The OpenTelemetry Collector is the central ingestion point for all OTLP telemetry from application pods. It fans out signals to the appropriate backend.
| Setting | Value |
|---|---|
| Chart | opentelemetry-collector v0.146.0 |
| Image | opentelemetry-collector-contrib (contrib distribution) |
| Sync Wave | 11 |
| Mode | Deployment (single pod) |
| Namespace | monitoring |
| Resources | Requests: 100m / 128Mi, Limits: 500m / 512Mi |
Signal routing:
Pipelines:
| Pipeline | Receivers | Processors | Exporters |
|---|---|---|---|
| Traces | otlp |
memory_limiter, batch |
otlp/tempo |
| Metrics | otlp |
memory_limiter, batch |
prometheusremotewrite |
| Logs | otlp |
memory_limiter, batch |
otlphttp/victorialogs |
Internal endpoint (for apps):
grpc: opentelemetry-collector.monitoring.svc.cluster.local:4317
http: opentelemetry-collector.monitoring.svc.cluster.local:4318
The memory_limiter processor (512 MiB limit) prevents the collector from OOMing if apps burst-send spans. The batch processor groups spans into 5-second batches before exporting.

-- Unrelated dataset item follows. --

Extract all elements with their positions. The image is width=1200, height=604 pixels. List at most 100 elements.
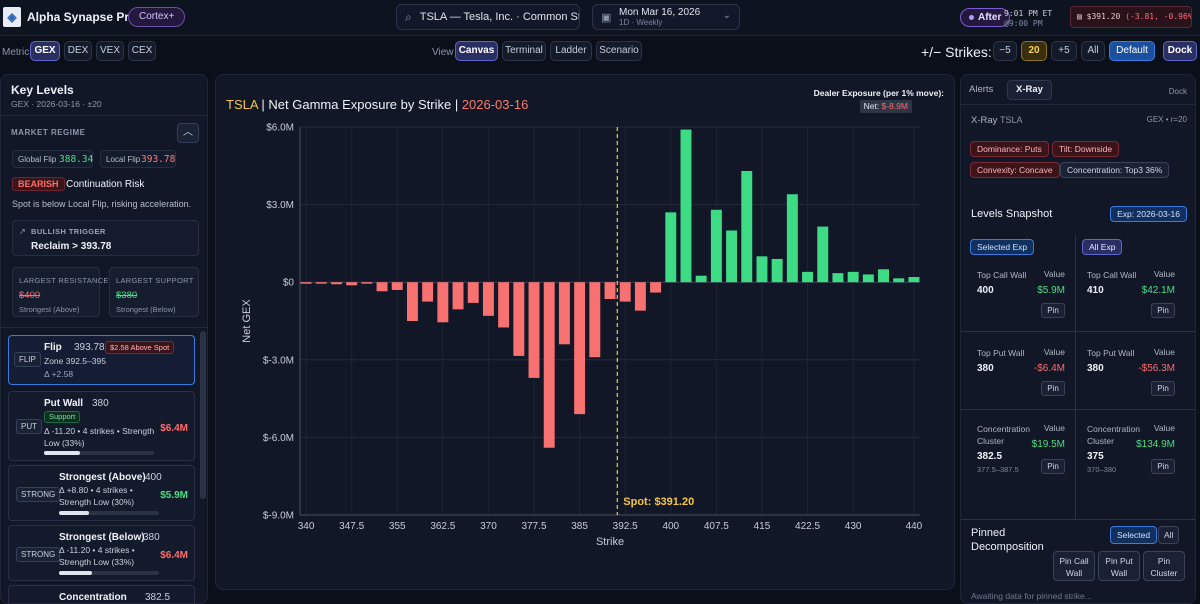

Tempo stores distributed traces from application pods. It receives spans from the OpenTelemetry Collector and stores them durably in MinIO S3.
| Setting | Value |
|---|---|
| Chart | tempo v1.10.3 |
| Sync Wave | 11 |
| Namespace | monitoring |
| Retention | 14 days (336h) |
| Storage | MinIO S3 bucket tempo-traces (at 192.168.88.19:9000) |
| WAL | emptyDir (in-flight traces lost on crash only) |
| Ingress | https://tempo.homelab.vyanh.uk |
| Resources | Requests: 100m / 256Mi, Limits: 500m / 1Gi |
How Tempo stores traces:
Metrics Generator:
Tempo's built-in metrics-generator derives RED metrics (Rate, Error, Duration) and a service graph from trace spans. These are pushed to VictoriaMetrics so they appear in Grafana dashboards alongside regular Prometheus metrics.
Tempo metrics-generator → remote write → VictoriaMetrics
→ Grafana shows: request_rate, error_rate, p99_latency per service
→ Grafana shows: service dependency graph (which service calls which)
Credentials: MinIO access key/secret injected via VaultStaticSecret from kv/monitoring/tempo/minio.